237 milliards de dollars en jeu

Brésil : Préparation de la consultation populaire sur la dette extérieure

Sao Paulo, 21 février 2000 (APIC) Faut-il continuer ou non à payer les intérêts de la dette extérieure du Brésil? Les mouvements qui veulent consulter la population sur cette question préparent les modalités pratiques de ce référendum. Ils ont planché en fin de semaine dernière à Sao Paulo sur l’organisation de ce vote populaire prévu dans tout le pays pour le début de septembre 2000. A la fin de l’année 99, cette dette s’élevait, selon des chiffres officiels, à 237 milliards de dollars.

L’idée d’un référendum a été lancée officiellement en 1999 par le mouvement «Cri des exclus». Il s’agit de montrer à la société brésilienne les méfaits de cette dette insupportable qui prive le pays de réformes sociales et écologiques.
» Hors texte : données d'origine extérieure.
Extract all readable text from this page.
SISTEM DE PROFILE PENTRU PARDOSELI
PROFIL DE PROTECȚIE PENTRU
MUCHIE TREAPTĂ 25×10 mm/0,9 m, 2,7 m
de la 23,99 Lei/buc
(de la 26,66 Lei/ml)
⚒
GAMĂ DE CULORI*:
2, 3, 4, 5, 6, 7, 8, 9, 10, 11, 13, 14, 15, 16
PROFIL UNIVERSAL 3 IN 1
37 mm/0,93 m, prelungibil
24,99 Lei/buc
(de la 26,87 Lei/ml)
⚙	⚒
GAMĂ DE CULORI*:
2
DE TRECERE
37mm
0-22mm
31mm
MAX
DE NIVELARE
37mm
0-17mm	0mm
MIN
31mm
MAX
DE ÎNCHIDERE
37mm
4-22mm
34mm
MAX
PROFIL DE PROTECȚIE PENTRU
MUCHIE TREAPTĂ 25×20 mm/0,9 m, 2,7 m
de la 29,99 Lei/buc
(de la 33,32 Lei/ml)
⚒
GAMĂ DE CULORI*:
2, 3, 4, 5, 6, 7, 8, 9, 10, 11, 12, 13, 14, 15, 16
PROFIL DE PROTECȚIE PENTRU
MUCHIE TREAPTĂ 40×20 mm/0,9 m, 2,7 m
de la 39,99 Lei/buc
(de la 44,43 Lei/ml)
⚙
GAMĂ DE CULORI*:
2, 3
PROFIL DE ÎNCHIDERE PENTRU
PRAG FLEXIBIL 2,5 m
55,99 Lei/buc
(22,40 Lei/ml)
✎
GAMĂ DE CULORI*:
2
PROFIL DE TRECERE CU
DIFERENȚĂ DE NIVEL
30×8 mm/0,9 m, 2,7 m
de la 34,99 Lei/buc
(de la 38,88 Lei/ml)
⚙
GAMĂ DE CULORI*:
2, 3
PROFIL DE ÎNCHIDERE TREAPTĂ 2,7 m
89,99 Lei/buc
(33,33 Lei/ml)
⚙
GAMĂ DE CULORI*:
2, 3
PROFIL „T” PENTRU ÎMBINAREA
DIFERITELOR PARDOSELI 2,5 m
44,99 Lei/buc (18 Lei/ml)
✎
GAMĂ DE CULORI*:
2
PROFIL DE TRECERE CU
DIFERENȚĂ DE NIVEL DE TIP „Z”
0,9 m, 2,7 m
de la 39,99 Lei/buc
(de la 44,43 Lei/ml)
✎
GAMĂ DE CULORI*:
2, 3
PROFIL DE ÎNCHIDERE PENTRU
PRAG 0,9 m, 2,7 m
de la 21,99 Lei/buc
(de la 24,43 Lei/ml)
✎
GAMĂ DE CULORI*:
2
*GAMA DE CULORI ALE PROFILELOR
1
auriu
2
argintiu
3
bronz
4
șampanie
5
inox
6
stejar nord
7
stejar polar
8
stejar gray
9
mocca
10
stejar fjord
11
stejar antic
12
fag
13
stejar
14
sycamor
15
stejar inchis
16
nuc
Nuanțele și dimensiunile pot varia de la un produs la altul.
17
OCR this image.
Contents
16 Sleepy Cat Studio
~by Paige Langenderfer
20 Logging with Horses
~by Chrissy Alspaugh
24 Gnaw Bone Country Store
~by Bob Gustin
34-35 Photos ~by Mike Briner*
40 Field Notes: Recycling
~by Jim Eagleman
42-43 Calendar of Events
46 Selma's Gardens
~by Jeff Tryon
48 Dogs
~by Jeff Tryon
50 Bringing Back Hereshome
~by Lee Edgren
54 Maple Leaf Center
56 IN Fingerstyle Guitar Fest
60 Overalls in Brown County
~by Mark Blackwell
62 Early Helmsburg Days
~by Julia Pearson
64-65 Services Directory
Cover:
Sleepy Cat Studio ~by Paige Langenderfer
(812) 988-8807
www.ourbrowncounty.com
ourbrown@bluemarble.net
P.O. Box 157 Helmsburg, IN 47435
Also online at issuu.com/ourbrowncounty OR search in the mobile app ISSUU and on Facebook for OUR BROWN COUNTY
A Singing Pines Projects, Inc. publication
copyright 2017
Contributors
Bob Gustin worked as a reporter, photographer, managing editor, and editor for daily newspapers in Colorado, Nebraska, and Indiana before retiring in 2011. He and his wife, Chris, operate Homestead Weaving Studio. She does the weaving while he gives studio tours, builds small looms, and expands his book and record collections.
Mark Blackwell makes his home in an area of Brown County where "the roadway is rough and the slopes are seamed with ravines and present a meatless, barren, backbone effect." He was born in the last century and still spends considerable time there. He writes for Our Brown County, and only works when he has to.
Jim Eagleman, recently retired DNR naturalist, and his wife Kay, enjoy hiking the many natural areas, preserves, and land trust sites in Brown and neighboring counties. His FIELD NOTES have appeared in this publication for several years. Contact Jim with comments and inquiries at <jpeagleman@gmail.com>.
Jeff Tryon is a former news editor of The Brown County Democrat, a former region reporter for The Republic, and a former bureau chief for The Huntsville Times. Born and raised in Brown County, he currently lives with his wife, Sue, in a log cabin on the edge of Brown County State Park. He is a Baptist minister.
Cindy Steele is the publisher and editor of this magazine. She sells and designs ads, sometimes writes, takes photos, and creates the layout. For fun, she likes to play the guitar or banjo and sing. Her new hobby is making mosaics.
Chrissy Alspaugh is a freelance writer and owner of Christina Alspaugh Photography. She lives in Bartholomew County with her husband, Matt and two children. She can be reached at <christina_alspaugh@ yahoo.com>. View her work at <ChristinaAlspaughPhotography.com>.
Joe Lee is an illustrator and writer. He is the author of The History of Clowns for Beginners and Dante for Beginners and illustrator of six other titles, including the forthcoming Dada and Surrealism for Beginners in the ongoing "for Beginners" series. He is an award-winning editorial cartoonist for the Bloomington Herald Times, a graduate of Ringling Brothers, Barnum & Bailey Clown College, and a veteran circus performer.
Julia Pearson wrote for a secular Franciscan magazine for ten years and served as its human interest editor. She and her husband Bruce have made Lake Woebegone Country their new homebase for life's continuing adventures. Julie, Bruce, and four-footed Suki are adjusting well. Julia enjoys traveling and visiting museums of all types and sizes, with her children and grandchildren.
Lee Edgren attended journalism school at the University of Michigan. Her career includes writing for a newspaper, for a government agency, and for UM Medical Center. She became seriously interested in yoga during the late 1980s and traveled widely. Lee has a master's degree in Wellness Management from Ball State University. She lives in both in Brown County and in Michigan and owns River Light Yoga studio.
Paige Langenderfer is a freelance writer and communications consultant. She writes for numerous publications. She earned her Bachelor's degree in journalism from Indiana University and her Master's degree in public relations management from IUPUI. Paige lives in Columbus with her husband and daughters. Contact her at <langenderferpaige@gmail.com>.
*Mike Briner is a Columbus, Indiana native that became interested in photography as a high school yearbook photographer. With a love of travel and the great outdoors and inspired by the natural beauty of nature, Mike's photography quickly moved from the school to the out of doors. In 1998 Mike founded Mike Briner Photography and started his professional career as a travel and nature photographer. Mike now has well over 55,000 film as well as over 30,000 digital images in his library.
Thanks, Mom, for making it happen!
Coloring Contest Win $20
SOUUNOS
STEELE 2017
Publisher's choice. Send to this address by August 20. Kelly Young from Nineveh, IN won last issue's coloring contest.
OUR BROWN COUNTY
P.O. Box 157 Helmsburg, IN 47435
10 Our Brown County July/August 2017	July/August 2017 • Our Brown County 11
Selon les organisateurs, la mobilisation populaire permettra également de faire pression sur le gouvernement brésilien pour qu’il entre en question sur cette question politique fondamentale.

Les organisateurs réunis à Sao Paulo ont fait des propositions précises sur la ou les questions que portera le bulletin de vote. Ils ont préparé les grandes lignes du contenu de la brochure d’accompagnement et le programme de sensibilisation qui sera diffusé dans tout le pays pour qu’un maximum de personnes s’expriment lors de cette consultation. Il est déjà prévu que les églises, les sièges des syndicats, les clubs et les écoles serviront de locaux de vote.

Selon le Père Luiz Bassegio, secrétaire exécutif national du Service pastoral des migrants et l’un des coordinateurs de la préparation du référendum, la réunion de Sao Paulo a permis d’accueillir de nouveaux mouvements et partis de gauche, comme le Parti des travailleurs (PT), prêts à apporter leurs forces à l’organisation de la consultation populaire. «Nous allons par ailleurs diffuser des informations concrètes pour que la population brésilienne comprenne combien cette dette extérieure est néfaste pour l’économie du Brésil. L’argent des intérêts payés, de 1994 à 1998, aurait permis de créer, par exemple, 15 millions d’emplois dans la construction civile, ou de résoudre les problèmes économiques et fonciers de 5,5 millions de familles paysannes sans terre.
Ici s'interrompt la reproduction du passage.